Stacy McCracken was born to Ruthie and Chester McCracken on July 1, 1980, in Knoxville, Tennessee. The Chester family was a proud, middle-class family. Ruthie was a children's librarian in Knoxville, and Chester was an accountant.

Ruthie Chester made most of her children's clothing herself. Donations from church bazaars and town swap meets made up the difference between what they needed and what they could not afford. The family valued their possessions as if each were made of gold.

All the McCracken children were obedient except for Stacy. She was a free spirit, restless in life, and not satisfied with her middle-class position. She was confident of her own self-worth and wouldn't listen to her parents or to anybody else. As the youngest, Stacy received ragged and forlorn hand-me-downs she was never satisfied with. She wanted to climb the social ladder, have money, and "be somebody."

After high school, she won a Knoxville Artist's Community scholarship to attend a painter's summer class. This was her ticket into a world where she could have the finery she desired. From her high school graduation in 1998, Stacy continued painting and sold some of her art, but she also had to work as a waitress to make enough money to pay the bills.

While she was painting outside one morning, Joey Beecher approached Stacy. Although Joey was just a mechanic's helper at an auto body shop, Stacy thought he had great potential, and her free spirit side took over. Three months after they met, Stacy and Joey eloped and spent their honeymoon night on a Mississippi steamboat.

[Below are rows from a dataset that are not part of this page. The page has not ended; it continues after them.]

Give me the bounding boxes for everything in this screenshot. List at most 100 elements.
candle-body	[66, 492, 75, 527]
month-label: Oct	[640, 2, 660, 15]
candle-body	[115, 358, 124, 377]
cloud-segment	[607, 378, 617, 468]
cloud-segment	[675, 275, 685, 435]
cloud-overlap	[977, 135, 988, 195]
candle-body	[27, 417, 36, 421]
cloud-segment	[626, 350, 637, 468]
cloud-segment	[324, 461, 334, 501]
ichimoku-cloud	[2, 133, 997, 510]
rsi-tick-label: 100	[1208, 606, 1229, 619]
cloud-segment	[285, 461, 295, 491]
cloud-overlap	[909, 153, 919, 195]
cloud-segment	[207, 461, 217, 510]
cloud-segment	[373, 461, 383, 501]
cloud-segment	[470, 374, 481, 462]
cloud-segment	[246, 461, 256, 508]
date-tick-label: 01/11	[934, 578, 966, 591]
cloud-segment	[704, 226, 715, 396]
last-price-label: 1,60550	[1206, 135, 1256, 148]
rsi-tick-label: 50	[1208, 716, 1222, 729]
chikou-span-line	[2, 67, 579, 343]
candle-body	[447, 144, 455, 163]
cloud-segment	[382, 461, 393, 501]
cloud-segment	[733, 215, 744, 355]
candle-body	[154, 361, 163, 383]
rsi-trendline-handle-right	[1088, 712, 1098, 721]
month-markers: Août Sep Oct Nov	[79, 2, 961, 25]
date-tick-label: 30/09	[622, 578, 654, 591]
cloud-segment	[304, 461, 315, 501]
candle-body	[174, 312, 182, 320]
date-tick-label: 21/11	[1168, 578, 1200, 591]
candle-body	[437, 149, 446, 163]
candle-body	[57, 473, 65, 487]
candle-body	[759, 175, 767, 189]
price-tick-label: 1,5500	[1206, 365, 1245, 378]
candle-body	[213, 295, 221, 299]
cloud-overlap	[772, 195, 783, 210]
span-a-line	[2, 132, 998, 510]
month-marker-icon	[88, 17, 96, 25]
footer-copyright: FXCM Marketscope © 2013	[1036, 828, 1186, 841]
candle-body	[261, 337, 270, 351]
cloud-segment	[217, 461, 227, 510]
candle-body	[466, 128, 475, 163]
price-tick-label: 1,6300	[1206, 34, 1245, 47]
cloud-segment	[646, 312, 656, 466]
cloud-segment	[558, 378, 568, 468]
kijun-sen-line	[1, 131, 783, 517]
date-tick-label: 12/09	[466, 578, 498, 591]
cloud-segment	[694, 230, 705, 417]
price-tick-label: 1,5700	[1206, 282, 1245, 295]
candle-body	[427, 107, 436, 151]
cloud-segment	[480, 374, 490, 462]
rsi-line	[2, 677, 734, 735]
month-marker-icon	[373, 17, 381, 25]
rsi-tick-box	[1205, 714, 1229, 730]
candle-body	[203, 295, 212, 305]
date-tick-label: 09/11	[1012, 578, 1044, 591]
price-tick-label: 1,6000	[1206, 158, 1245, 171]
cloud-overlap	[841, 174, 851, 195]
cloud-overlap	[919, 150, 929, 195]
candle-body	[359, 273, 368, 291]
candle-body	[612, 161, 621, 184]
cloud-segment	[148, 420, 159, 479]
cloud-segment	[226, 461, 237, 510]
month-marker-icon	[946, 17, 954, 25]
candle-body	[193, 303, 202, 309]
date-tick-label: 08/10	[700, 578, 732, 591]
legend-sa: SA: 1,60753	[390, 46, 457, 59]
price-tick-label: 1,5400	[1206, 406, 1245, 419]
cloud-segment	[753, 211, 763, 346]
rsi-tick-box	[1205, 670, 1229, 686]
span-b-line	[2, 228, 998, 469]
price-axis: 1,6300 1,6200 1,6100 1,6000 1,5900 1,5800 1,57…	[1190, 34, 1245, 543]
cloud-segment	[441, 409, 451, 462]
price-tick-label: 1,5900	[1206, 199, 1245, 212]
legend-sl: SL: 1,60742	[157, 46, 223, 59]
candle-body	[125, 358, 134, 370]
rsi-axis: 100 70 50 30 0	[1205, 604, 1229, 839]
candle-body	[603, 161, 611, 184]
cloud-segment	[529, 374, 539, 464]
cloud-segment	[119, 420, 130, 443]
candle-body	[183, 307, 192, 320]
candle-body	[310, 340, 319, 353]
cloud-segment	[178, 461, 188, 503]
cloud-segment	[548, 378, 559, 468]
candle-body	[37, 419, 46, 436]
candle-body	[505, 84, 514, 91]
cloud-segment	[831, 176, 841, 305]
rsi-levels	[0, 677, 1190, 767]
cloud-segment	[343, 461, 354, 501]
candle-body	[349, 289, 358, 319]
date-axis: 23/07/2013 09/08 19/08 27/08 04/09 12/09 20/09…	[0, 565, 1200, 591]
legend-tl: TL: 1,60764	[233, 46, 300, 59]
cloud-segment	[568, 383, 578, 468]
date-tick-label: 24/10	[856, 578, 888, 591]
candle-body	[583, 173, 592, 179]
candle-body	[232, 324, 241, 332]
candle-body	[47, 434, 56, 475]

When Joey found work with Philip Fontaine and Stacy saw the Fontaine mansion for the first time, she radiated with pride. Inwardly, her dreams of becoming someone greater were closer to becoming realized after all.

The Beecher marriage bumped along, and the longer Joey worked for Philip Fontaine, the more Stacy grew to resent the time he spent with the Fontaines because he never got overtime pay and had little time left over to spend with her. She was envious of the Fontaines' wealth and wasn't happy with Joey's lower-middle-class status, but she was determined to stick it out with him. Stacy was sure she would find some other way to improve her position in society.